Registration is first-registration-wins: later bindings for an already-bound token back off. The dev/prod swap is built on exactly that — apply the selected infra pack first, then the defaults.

  • app.get(token) — synchronous, eager tokens only (a lazy token is a compile error here).
  • app.resolve(lazyToken) — materialize a lazy instance on demand.
  • app.resolveAll(deps) — resolve a single token, a tuple, or a record of tokens in one call.
  • app.stop() — run managed cleanups in reverse dependency order.
  • managed(value, cleanup) — pair a value with its cleanup; dependents see the plain value, and stop() runs cleanups dependents-first. Managed and isManaged are exported for advanced composition.
  • singleton(factory) — wrap a factory so every caller shares one reference-counted instance across containers; cleanup fires when the last reference releases, and the next use after that creates a fresh instance. The production pattern combines all three: a factory whose instances are singleton-backed managed values.

Both helpers are pure sugar over provide/use/tokens — they add no resolution semantics and never bypass first-registration-wins.

  • module(build) — packages the pack + configure pattern into a callable, configurable definition unit. A module is always called.use(mod()) or .use(mod({ ...config })) — never passed bare. Config can carry Packs, so plugin lists fall out for free. Types: Module<Config>, Pack.
  • inject(deps, fn) — deps-bound partial application: returns a BoundToken whose value is fn with its first parameter bound to the resolved deps (shape mirrors provide: single token, tuple, or record). Register it with a bare provide(boundToken) — it resolves eagerly, so get returns the callable synchronously. A plain token without a factory does not type-check in that overload; treat a BoundToken as opaque.
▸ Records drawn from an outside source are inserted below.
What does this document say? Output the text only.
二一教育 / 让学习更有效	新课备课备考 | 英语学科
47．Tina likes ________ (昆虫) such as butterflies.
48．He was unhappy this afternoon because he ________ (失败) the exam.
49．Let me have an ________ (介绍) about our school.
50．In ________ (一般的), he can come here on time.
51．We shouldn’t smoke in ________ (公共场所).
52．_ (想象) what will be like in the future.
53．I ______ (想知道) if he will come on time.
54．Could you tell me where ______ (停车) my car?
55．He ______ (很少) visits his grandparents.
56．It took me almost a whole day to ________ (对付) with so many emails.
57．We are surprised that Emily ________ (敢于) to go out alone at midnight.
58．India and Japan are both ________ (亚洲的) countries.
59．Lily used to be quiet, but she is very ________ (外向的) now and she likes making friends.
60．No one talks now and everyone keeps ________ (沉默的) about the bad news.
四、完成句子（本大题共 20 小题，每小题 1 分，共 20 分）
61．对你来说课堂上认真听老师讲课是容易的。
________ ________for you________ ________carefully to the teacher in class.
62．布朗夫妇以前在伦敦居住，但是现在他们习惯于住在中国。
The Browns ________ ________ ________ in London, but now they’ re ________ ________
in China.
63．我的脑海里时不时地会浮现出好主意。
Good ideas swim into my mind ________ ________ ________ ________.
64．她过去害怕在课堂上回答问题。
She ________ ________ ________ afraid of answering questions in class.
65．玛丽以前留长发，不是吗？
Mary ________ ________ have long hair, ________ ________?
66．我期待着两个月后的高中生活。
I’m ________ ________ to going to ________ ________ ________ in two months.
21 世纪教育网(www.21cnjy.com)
import { container, inject, module, token } from '@insler/di';
const Url = token<string>('url');
const database = module((b, cfg: { url: string }) => b.provide(Url, () => cfg.url));
const sendEmail = inject({ smtp: Smtp }, ({ smtp }, to: string, body: string) =>
smtp.send(to, body)
);
const app = await container()
.use(database({ url: 'postgres://localhost' }))
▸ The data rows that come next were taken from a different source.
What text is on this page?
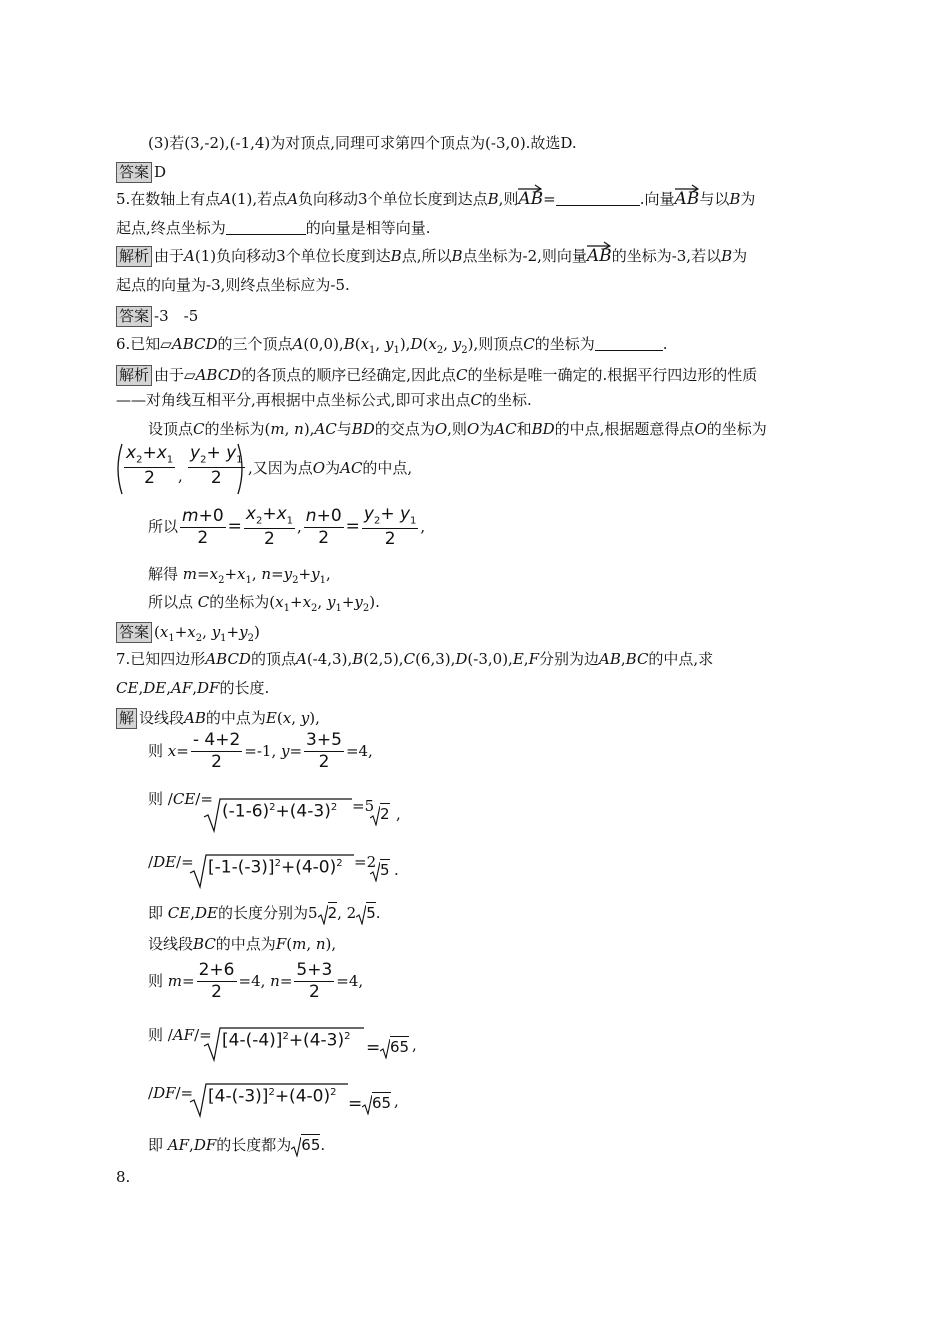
(3)若(3,-2),(-1,4)为对顶点,同理可求第四个顶点为(-3,0).故选D.
答案 D
5.在数轴上有点A(1),若点A负向移动3个单位长度到达点B,则AB
=	.向量AB
与以B为
起点,终点坐标为	的向量是相等向量.
解析 由于A(1)负向移动3个单位长度到达B点,所以B点坐标为-2,则向量AB
的坐标为-3,若以B为
起点的向量为-3,则终点坐标应为-5.
答案 -3　-5
6.已知▱ABCD的三个顶点$A(0,0),B(x_1$, $y_1),D(x_2$, $y_2$),则顶点C的坐标为	.
解析 由于▱ABCD的各顶点的顺序已经确定,因此点C的坐标是唯一确定的.根据平行四边形的性质
——对角线互相平分,再根据中点坐标公式,即可求出点C的坐标.
设顶点C的坐标为(m, n),AC与BD的交点为O,则O为AC和BD的中点,根据题意得点O的坐标为
$\frac{x_2+x_1}{2}$ , $\frac{y_2+ y_1}{2}$ ,又因为点O为AC的中点,
所以 $\frac{m+0}{2} = \frac{x_2+x_1}{2}$ , $\frac{n+0}{2} = \frac{y_2+ y_1}{2}$ ,
解得 $m=x_2+x_1$, $n=y_2+y_1$,
所以点 C的坐标为($x_1+x_2$, $y_1+y_2$).
答案 ($x_1+x_2$, $y_1+y_2$)
7.已知四边形ABCD的顶点A(-4,3),B(2,5),C(6,3),D(-3,0),E,F分别为边AB,BC的中点,求
CE,DE,AF,DF的长度.
解 设线段AB的中点为E(x, y),
则 $x= \frac{- 4+2}{2} =-1$, $y= \frac{3+5}{2} =4$,
则 /CE/=
$(-1-6)^2+(4-3)^2 =5$ 2 ,
$/DE/= [-1-(-3)]^2+(4-0)^2 =2$ 5 .
即 CE,DE的长度分别为5 2, 2 5.
设线段BC的中点为F(m, n),
则 $m= \frac{2+6}{2} =4$, $n= \frac{5+3}{2} =4$,
则 $/AF/= [4-(-4)]^2+(4-3)^2$
= 65 ,
$/DF/= [4-(-3)]^2+(4-0)^2$
= 65 ,
即 AF,DF的长度都为 65.
8.
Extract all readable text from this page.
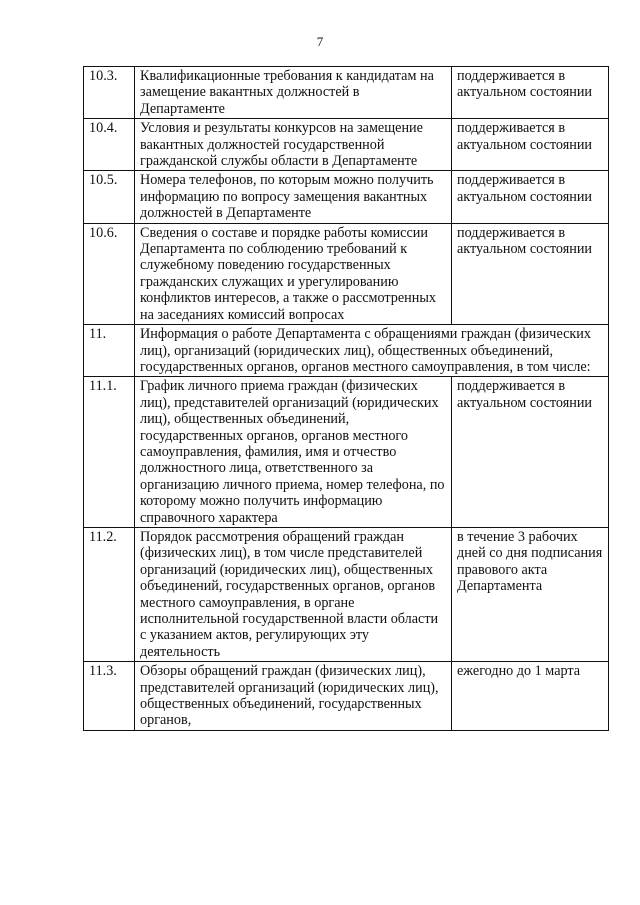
7
10.3.	Квалификационные требования к кандидатам на замещение вакантных должностей в Департаменте	поддерживается в актуальном состоянии
10.4.	Условия и результаты конкурсов на замещение вакантных должностей государственной гражданской службы области в Департаменте	поддерживается в актуальном состоянии
10.5.	Номера телефонов, по которым можно получить информацию по вопросу замещения вакантных должностей в Департаменте	поддерживается в актуальном состоянии
10.6.	Сведения о составе и порядке работы комиссии Департамента по соблюдению требований к служебному поведению государственных гражданских служащих и урегулированию конфликтов интересов, а также о рассмотренных на заседаниях комиссий вопросах	поддерживается в актуальном состоянии
11.	Информация о работе Департамента с обращениями граждан (физических лиц), организаций (юридических лиц), общественных объединений, государственных органов, органов местного самоуправления, в том числе:	
11.1.	График личного приема граждан (физических лиц), представителей организаций (юридических лиц), общественных объединений, государственных органов, органов местного самоуправления, фамилия, имя и отчество должностного лица, ответственного за организацию личного приема, номер телефона, по которому можно получить информацию справочного характера	поддерживается в актуальном состоянии
11.2.	Порядок рассмотрения обращений граждан (физических лиц), в том числе представителей организаций (юридических лиц), общественных объединений, государственных органов, органов местного самоуправления, в органе исполнительной государственной власти области с указанием актов, регулирующих эту деятельность	в течение 3 рабочих дней со дня подписания правового акта Департамента
11.3.	Обзоры обращений граждан (физических лиц), представителей организаций (юридических лиц), общественных объединений, государственных органов,	ежегодно до 1 марта
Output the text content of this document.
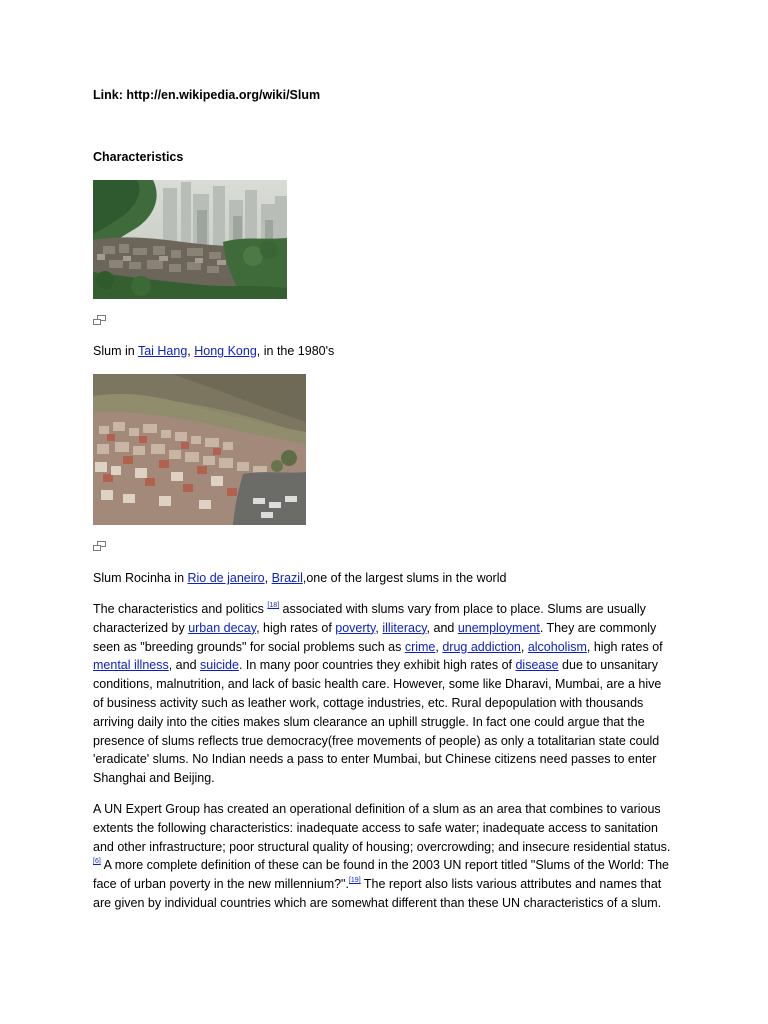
Link: http://en.wikipedia.org/wiki/Slum
Characteristics
Slum in Tai Hang, Hong Kong, in the 1980's
Slum Rocinha in Rio de janeiro, Brazil,one of the largest slums in the world

The characteristics and politics [18] associated with slums vary from place to place. Slums are usually characterized by urban decay, high rates of poverty, illiteracy, and unemployment. They are commonly seen as "breeding grounds" for social problems such as crime, drug addiction, alcoholism, high rates of mental illness, and suicide. In many poor countries they exhibit high rates of disease due to unsanitary conditions, malnutrition, and lack of basic health care. However, some like Dharavi, Mumbai, are a hive of business activity such as leather work, cottage industries, etc. Rural depopulation with thousands arriving daily into the cities makes slum clearance an uphill struggle. In fact one could argue that the presence of slums reflects true democracy(free movements of people) as only a totalitarian state could 'eradicate' slums. No Indian needs a pass to enter Mumbai, but Chinese citizens need passes to enter Shanghai and Beijing.

A UN Expert Group has created an operational definition of a slum as an area that combines to various extents the following characteristics: inadequate access to safe water; inadequate access to sanitation and other infrastructure; poor structural quality of housing; overcrowding; and insecure residential status.[6] A more complete definition of these can be found in the 2003 UN report titled "Slums of the World: The face of urban poverty in the new millennium?".[19] The report also lists various attributes and names that are given by individual countries which are somewhat different than these UN characteristics of a slum.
.provide(Smtp, () => createSmtp())
.provide(sendEmail)
.start();
app.get(sendEmail)('a@b.com', 'hi');
  • Prefer managed/singleton over hand-rolled lifecycle wiring; never mutate a started container.
  • Inspect .manifest() (especially unresolved) in a test before shipping a composition.
  • Keep di out of library internals: composing other subsystems (transports, hosts, clients as tokens) belongs in the consuming application — coupling flows consumer → libraries, never into di.